Atualmente Northon está indeferido, mas continua indo para aula enquanto está providenciando ação judicial. “Ainda não fui totalmente desligado do sistema, estou aguardando. Entrei com minha liminar e o mandado de segurança saiu semana retrasada, agora estou esperando a resposta da Ufrgs.”
O que diz a Ufrgs
Em relação à questão sobre cancelamento de matrículas provisórias, a Ufrgs esclarece que a pró-reitoria de graduação da Universidade Federal do Rio Grande do Sul, em atenção ao cancelamento de matrículas provisórias, apresenta os seguintes esclarecimentos, com base no Edital do Concurso Vestibular 2022, disponível em: https://www.ufrgs.br/
De acordo com nota enviada pela entidade, em maio de 2023, a universidade encaminhou o cancelamento de matrícula provisória de 159 candidatos que não cumpriram os requisitos previstos no edital dos respectivos processos seletivos e/ou não comprovaram a sua condição exigida na modalidade a qual estavam inscritos, não comprovando assim fazer jus à vaga por eles pleiteada.

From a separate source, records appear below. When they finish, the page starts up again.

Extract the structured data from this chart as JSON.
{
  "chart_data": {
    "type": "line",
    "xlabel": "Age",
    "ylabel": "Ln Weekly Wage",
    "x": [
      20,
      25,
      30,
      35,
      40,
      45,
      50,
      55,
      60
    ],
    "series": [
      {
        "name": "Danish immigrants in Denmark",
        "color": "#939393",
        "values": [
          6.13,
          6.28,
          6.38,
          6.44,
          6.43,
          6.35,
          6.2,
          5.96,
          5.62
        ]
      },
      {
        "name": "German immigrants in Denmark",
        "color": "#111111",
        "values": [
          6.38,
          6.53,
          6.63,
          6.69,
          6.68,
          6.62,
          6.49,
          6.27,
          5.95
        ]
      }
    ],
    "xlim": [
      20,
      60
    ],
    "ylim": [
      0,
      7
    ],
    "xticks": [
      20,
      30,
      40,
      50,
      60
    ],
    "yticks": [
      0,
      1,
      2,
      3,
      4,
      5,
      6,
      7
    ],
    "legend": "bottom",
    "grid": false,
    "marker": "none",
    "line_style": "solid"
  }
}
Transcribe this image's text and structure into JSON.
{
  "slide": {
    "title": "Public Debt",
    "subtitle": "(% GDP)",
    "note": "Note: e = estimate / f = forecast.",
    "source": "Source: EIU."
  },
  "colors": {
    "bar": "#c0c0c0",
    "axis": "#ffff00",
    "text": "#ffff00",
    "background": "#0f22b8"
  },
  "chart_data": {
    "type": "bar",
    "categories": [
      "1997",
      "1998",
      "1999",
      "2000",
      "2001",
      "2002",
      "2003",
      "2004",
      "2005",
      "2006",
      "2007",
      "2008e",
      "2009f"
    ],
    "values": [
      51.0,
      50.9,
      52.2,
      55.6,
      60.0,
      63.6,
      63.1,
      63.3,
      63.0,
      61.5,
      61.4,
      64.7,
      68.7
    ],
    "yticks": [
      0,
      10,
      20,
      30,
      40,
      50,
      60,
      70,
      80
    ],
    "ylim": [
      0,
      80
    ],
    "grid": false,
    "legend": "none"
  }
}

“Reiteramos, portanto, que o conhecimento das normas do processo seletivo aos quais os candidatos se inscreveram é fundamental para o cumprimento de todas as etapas do processo de forma adequada. E que, uma vez estabelecidas as regras para um determinado processo seletivo e esclarecidas estas em um edital, estas devem ser estritamente seguidas por todos e para todos, a fim de preservar a isonomia do processo seletivo”, destaca.
Referente ao aproveitamento das vagas abertas em função do cancelamento da matrícula provisória, a universidade informa que elas poderão ser ocupadas em outros processos seletivos de ingresso para ocupação de vagas ociosas nos cursos de graduação da Ufrgs.

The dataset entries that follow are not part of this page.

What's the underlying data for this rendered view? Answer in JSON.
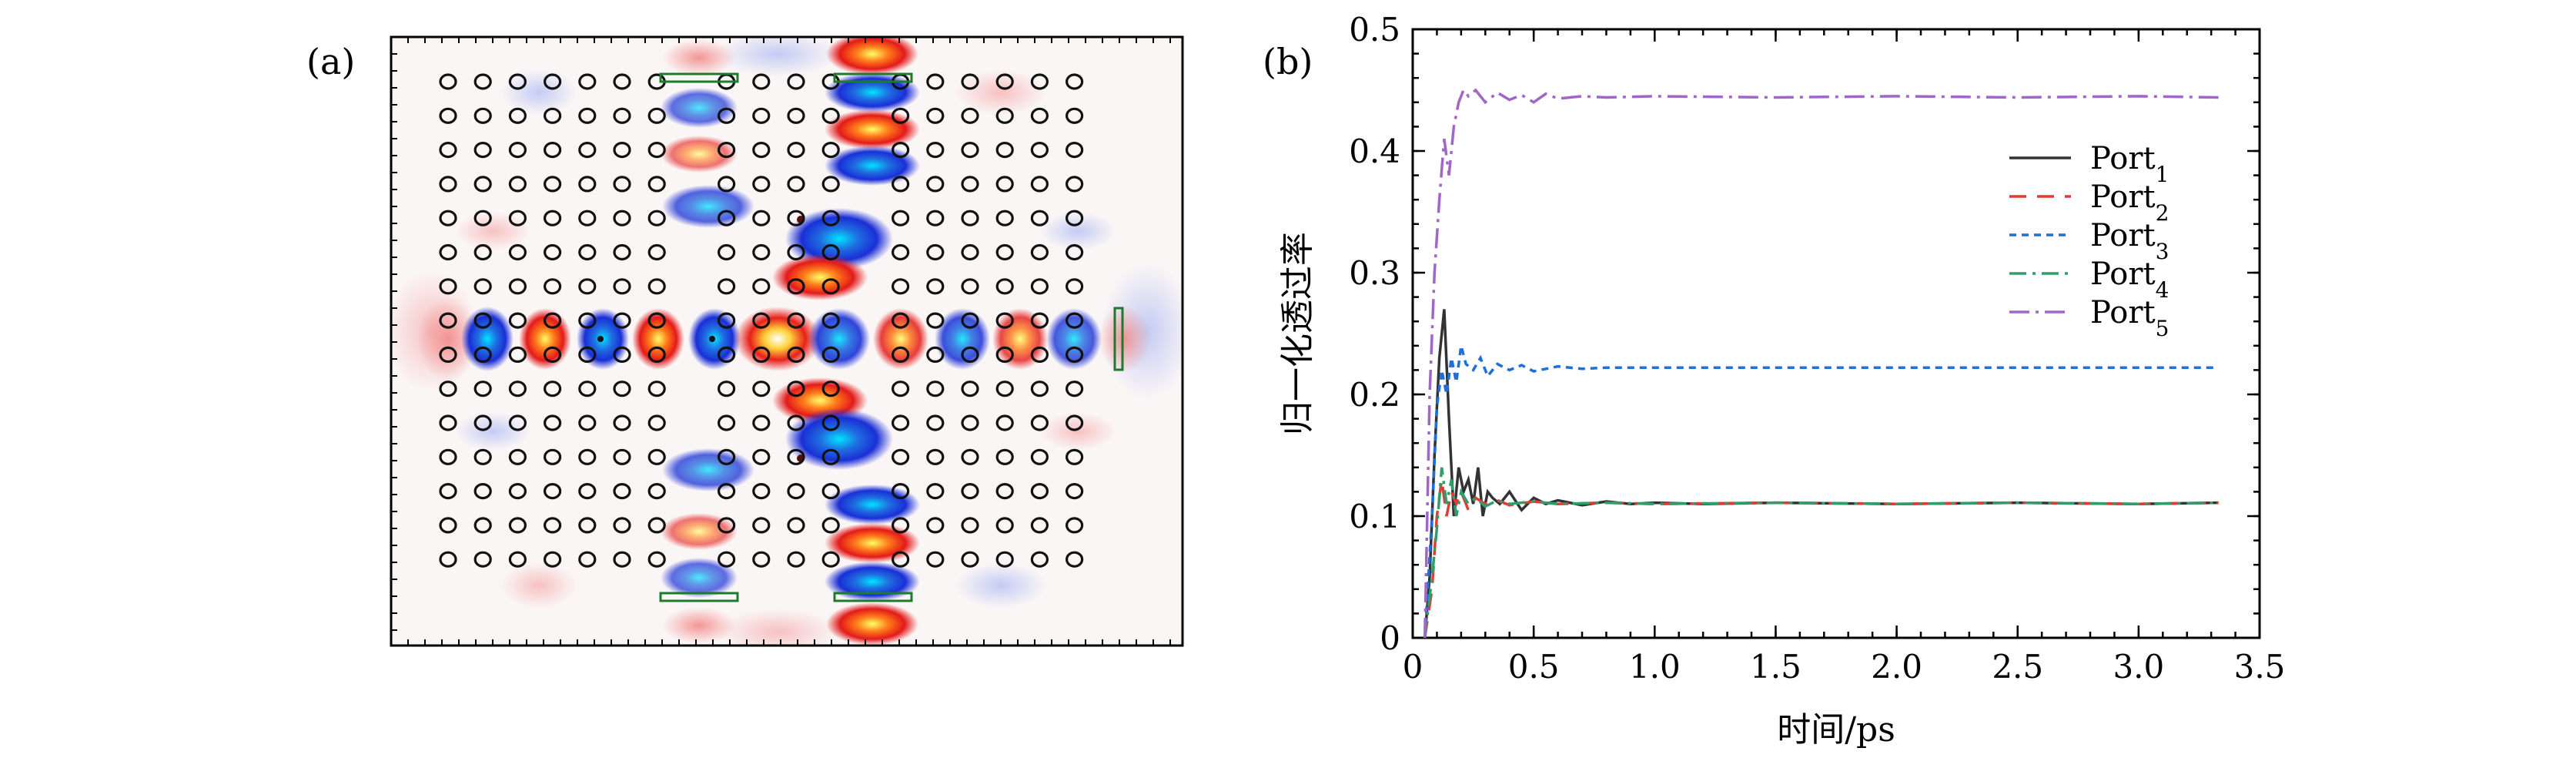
{
  "panel_a": {
    "label": "(a)",
    "description_type": "field-map"
  },
  "panel_b": {
    "label": "(b)"
  },
  "chart_data": {
    "type": "line",
    "title": "",
    "xlabel": "时间/ps",
    "ylabel": "归一化透过率",
    "xlim": [
      0,
      3.5
    ],
    "ylim": [
      0,
      0.5
    ],
    "xticks": [
      "0",
      "0.5",
      "1.0",
      "1.5",
      "2.0",
      "2.5",
      "3.0",
      "3.5"
    ],
    "yticks": [
      "0",
      "0.1",
      "0.2",
      "0.3",
      "0.4",
      "0.5"
    ],
    "legend_position": "upper-right",
    "series": [
      {
        "name": "Port",
        "sub": "1",
        "color": "#333333",
        "dash": "solid",
        "x": [
          0.05,
          0.07,
          0.09,
          0.11,
          0.13,
          0.15,
          0.17,
          0.19,
          0.21,
          0.23,
          0.25,
          0.27,
          0.29,
          0.31,
          0.33,
          0.36,
          0.4,
          0.45,
          0.5,
          0.55,
          0.6,
          0.7,
          0.8,
          0.9,
          1.0,
          1.2,
          1.5,
          2.0,
          2.5,
          3.0,
          3.33
        ],
        "y": [
          0.0,
          0.05,
          0.15,
          0.23,
          0.27,
          0.18,
          0.1,
          0.14,
          0.12,
          0.13,
          0.11,
          0.14,
          0.1,
          0.12,
          0.115,
          0.11,
          0.12,
          0.105,
          0.115,
          0.11,
          0.113,
          0.109,
          0.112,
          0.11,
          0.111,
          0.11,
          0.111,
          0.11,
          0.111,
          0.11,
          0.111
        ]
      },
      {
        "name": "Port",
        "sub": "2",
        "color": "#e53935",
        "dash": "long-dash",
        "x": [
          0.05,
          0.08,
          0.1,
          0.12,
          0.14,
          0.16,
          0.18,
          0.2,
          0.23,
          0.26,
          0.3,
          0.35,
          0.4,
          0.5,
          0.6,
          0.8,
          1.0,
          1.5,
          2.0,
          2.5,
          3.0,
          3.33
        ],
        "y": [
          0.0,
          0.04,
          0.1,
          0.13,
          0.1,
          0.12,
          0.11,
          0.12,
          0.105,
          0.115,
          0.11,
          0.113,
          0.109,
          0.112,
          0.11,
          0.111,
          0.11,
          0.111,
          0.11,
          0.111,
          0.11,
          0.111
        ]
      },
      {
        "name": "Port",
        "sub": "3",
        "color": "#1e6fd9",
        "dash": "short-dash",
        "x": [
          0.05,
          0.08,
          0.1,
          0.12,
          0.14,
          0.16,
          0.18,
          0.2,
          0.22,
          0.25,
          0.28,
          0.31,
          0.35,
          0.4,
          0.45,
          0.5,
          0.6,
          0.7,
          0.8,
          1.0,
          1.5,
          2.0,
          2.5,
          3.0,
          3.33
        ],
        "y": [
          0.0,
          0.1,
          0.19,
          0.22,
          0.2,
          0.23,
          0.21,
          0.24,
          0.225,
          0.22,
          0.23,
          0.215,
          0.225,
          0.22,
          0.224,
          0.219,
          0.223,
          0.221,
          0.222,
          0.222,
          0.222,
          0.222,
          0.222,
          0.222,
          0.222
        ]
      },
      {
        "name": "Port",
        "sub": "4",
        "color": "#2e9e6b",
        "dash": "dash-dot",
        "x": [
          0.05,
          0.08,
          0.1,
          0.12,
          0.14,
          0.16,
          0.18,
          0.2,
          0.23,
          0.26,
          0.3,
          0.35,
          0.4,
          0.5,
          0.6,
          0.8,
          1.0,
          1.5,
          2.0,
          2.5,
          3.0,
          3.33
        ],
        "y": [
          0.0,
          0.05,
          0.09,
          0.14,
          0.11,
          0.13,
          0.1,
          0.12,
          0.11,
          0.115,
          0.108,
          0.113,
          0.11,
          0.112,
          0.11,
          0.111,
          0.11,
          0.111,
          0.11,
          0.111,
          0.11,
          0.111
        ]
      },
      {
        "name": "Port",
        "sub": "5",
        "color": "#a066c8",
        "dash": "dash-dot-long",
        "x": [
          0.05,
          0.07,
          0.09,
          0.11,
          0.13,
          0.15,
          0.17,
          0.19,
          0.21,
          0.23,
          0.26,
          0.3,
          0.35,
          0.4,
          0.45,
          0.5,
          0.55,
          0.6,
          0.7,
          0.8,
          1.0,
          1.5,
          2.0,
          2.5,
          3.0,
          3.33
        ],
        "y": [
          0.0,
          0.2,
          0.3,
          0.36,
          0.41,
          0.38,
          0.42,
          0.44,
          0.45,
          0.445,
          0.45,
          0.44,
          0.448,
          0.442,
          0.446,
          0.44,
          0.447,
          0.443,
          0.445,
          0.444,
          0.445,
          0.444,
          0.445,
          0.444,
          0.445,
          0.444
        ]
      }
    ]
  }
}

Comissão de Direitos Humanos do Senado aprova PL que renova política de Cotas
A Comissão de Direitos Humanos do Senado Federal aprovou na última quarta-feira (30), o projeto de lei 5384/2020, que propõe a permanência e o aperfeiçoamento da lei de cotas no ensino federal. O projeto foi relatado pelo presidente da comissão, senador Paulo Paim (PT-RS).
As principais alterações realizadas na Câmara pela relatora, deputada federal Dandara Tonantzin (PT-MG), foram mantidas pelo relator. Destacam-se a avaliação do programa a cada 10 anos, a redução da renda familiar per capita para 1 salário mínimo e a inclusão de quilombolas entre os beneficiários.

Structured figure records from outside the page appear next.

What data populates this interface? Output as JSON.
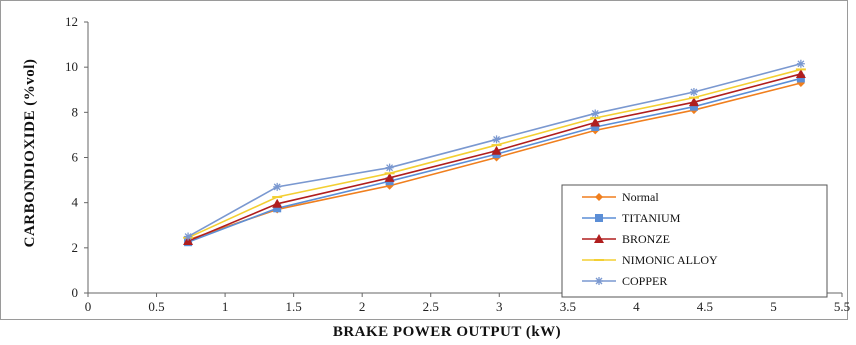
{
  "chart_data": {
    "type": "line",
    "xlabel": "BRAKE POWER OUTPUT (kW)",
    "ylabel": "CARBONDIOXIDE (%vol)",
    "xlim": [
      0,
      5.5
    ],
    "ylim": [
      0,
      12
    ],
    "xticks": [
      "0",
      "0.5",
      "1",
      "1.5",
      "2",
      "2.5",
      "3",
      "3.5",
      "4",
      "4.5",
      "5",
      "5.5"
    ],
    "yticks": [
      "0",
      "2",
      "4",
      "6",
      "8",
      "10",
      "12"
    ],
    "grid": false,
    "legend_position": "bottom-right",
    "x": [
      0.73,
      1.38,
      2.2,
      2.98,
      3.7,
      4.42,
      5.2
    ],
    "series": [
      {
        "name": "Normal",
        "color": "#f07f1e",
        "marker": "diamond",
        "values": [
          2.35,
          3.7,
          4.75,
          6.0,
          7.2,
          8.1,
          9.3
        ]
      },
      {
        "name": "TITANIUM",
        "color": "#5b8ed6",
        "marker": "square",
        "values": [
          2.25,
          3.75,
          4.95,
          6.15,
          7.35,
          8.25,
          9.5
        ]
      },
      {
        "name": "BRONZE",
        "color": "#b01e1e",
        "marker": "triangle",
        "values": [
          2.3,
          3.95,
          5.1,
          6.3,
          7.55,
          8.45,
          9.7
        ]
      },
      {
        "name": "NIMONIC ALLOY",
        "color": "#f3cf32",
        "marker": "dash",
        "values": [
          2.45,
          4.25,
          5.3,
          6.55,
          7.75,
          8.65,
          9.9
        ]
      },
      {
        "name": "COPPER",
        "color": "#7a98d0",
        "marker": "star",
        "values": [
          2.5,
          4.7,
          5.55,
          6.8,
          7.95,
          8.9,
          10.15
        ]
      }
    ]
  }
}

A lei original já reserva metade das vagas das universidades e instituições federais para alunos de escolas públicas. A partir dessa reserva inicial, subcotas são criadas para estudantes de baixa renda, pretos, pardos, indígenas e pessoas com deficiência e, agora, quilombolas.
A autoria do projeto de lei é das deputadas federais Maria do Rosário (PT-RS) e Benedita da Silva (PT-RJ), e também do deputado Damião Feliciano (União-PB). A parlamentar gaúcha esteve presente durante a aprovação e lembrou a importância da legislação como uma reparação histórica e, também, das perspectivas de futuro para o Brasil. “Com esta lei, nós estamos tentando oferecer caminhos de esperança, para que todo mundo tenha oportunidades. Nós vamos fazer esse Brasil ser melhor pra todo mundo”, afirmou.